Every time I make something with brown butter I pretty much want to dive in after browning the butter. Especially if I’ve just mixed the brown butter with sugar. It always smells SO. DARN. GOOD. I’m really not exaggerating here, it’s a battle to keep my nose/spoon out of the way.
These cookies are essentially that smell, wrapped up into a cookie. No chocolate chips or confusing flavors to distract you from the brown-buttery goodness. Soft, squishy, very simple: brown butter soft batch cookies. YUM OH YUM.
I know you hear this all the time with cookie recipes, but I mean it this time: DO NOT OVERBAKE. These little babies will look like they’re barely cooked, and you’ll think “oh, just another minute or two” — WRONG. DON’T DO IT. They should come out looking like they’re squishier than squishy. Let them cool on your cookie sheet for a few minutes, then move them to a cooling rack, and you’ll discover that they’re actually the *perfect* softness!

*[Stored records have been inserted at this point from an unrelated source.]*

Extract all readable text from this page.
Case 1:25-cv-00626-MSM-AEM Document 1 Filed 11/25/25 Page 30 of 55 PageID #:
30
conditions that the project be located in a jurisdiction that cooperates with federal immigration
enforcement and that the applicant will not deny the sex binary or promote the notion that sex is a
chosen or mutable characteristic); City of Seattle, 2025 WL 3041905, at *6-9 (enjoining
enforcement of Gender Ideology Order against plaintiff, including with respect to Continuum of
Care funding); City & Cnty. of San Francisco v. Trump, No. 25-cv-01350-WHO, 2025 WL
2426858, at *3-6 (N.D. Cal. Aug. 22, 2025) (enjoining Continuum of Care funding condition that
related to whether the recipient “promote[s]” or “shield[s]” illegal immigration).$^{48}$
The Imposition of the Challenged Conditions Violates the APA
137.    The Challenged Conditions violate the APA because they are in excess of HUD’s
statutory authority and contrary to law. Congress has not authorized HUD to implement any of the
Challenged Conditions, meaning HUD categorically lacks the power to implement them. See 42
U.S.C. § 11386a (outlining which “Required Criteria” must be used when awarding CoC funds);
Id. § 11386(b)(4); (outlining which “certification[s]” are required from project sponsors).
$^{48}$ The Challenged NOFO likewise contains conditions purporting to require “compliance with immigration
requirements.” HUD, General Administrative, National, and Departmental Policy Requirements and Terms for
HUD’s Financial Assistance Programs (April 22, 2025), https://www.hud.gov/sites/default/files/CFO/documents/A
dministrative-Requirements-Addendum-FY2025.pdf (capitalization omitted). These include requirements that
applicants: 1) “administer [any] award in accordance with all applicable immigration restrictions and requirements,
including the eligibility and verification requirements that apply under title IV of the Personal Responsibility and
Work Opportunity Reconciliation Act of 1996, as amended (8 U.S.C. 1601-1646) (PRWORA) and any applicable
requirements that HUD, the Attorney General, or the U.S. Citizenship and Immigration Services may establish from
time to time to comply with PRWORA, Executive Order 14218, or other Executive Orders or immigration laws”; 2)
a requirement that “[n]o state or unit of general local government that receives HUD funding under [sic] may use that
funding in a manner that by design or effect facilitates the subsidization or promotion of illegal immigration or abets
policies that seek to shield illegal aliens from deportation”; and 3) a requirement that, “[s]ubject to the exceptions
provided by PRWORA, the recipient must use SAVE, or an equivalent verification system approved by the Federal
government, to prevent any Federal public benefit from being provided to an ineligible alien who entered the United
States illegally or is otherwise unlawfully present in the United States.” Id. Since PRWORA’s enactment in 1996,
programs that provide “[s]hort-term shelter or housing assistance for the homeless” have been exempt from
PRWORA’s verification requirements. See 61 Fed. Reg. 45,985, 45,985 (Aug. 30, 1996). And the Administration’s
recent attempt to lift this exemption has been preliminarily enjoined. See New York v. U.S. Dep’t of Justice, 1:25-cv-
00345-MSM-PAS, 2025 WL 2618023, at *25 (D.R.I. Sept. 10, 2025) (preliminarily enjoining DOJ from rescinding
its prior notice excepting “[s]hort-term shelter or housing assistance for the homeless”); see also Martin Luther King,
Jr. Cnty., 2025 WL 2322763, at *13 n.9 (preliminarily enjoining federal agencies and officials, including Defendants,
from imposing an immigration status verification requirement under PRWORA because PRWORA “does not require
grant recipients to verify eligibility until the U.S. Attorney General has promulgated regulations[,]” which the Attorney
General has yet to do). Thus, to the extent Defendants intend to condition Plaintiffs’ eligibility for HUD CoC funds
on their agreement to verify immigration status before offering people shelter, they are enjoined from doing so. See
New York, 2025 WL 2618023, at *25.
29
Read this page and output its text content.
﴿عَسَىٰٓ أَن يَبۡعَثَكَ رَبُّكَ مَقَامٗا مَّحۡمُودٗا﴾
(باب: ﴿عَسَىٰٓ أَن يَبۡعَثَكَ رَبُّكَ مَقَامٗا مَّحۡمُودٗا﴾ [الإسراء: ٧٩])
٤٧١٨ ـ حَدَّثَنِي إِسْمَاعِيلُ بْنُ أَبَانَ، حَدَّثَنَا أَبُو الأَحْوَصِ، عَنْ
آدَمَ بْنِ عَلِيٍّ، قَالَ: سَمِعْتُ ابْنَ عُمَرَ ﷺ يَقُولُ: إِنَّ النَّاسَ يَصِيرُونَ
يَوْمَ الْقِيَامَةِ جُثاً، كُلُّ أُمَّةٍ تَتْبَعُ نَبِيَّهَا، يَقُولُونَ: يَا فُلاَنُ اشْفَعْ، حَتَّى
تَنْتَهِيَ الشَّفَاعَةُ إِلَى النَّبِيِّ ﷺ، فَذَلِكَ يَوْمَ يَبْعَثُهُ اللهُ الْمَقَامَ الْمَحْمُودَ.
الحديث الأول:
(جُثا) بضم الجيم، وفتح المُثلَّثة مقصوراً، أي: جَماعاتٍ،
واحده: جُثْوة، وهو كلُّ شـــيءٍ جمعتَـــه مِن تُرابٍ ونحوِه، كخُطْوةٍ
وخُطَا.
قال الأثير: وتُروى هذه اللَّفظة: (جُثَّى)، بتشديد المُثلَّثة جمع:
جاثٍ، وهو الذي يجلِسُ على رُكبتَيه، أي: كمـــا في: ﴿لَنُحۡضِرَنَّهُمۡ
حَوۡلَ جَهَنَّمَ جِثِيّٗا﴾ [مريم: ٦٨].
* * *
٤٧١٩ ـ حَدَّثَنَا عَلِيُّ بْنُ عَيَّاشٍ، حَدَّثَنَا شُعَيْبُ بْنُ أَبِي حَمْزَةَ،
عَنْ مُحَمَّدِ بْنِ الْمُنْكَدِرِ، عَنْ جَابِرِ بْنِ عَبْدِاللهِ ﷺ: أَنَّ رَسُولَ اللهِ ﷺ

Believe me.
- 1/2 cup unsalted butter
- 1 3/4 cup flour
- 2 tsp cornstarch
- 1 tsp baking soda
- 1/2 tsp salt
- 1 cup dark brown sugar, packed
- 1 egg
- 2 Tbsp vanilla extract
- 1 Tbsp unsulphered mild to medium molasses
- In a small saucepan over medium heat, melt the butter.
- Continue to cook the butter, as it crackles and pops, until the crackling stops and the solids have turned a medium-brown color.
- Remove from heat and pour the putter into a separate dish, as not to burn it. Let cool for 10 minutes.
- Preheat the oven to 350 F.
- In a medium bowl, combine flour, cornstarch, baking soda, and salt. Set aside.
- In the bowl of a stand mixer, combine the brown butter with the sugar. Mix until fully incorporated.
- Add the egg, and mix until fully incorporated.
- Mix in the vanilla and molasses, then the flour mixture until just combined.
- Scoop the mixture onto a parchment-lined baking sheet and bake for 7-8 minutes. Cookie will not look done.
- Let the cookies cool a few minutes on the baking sheet before moving them to a cooling rack.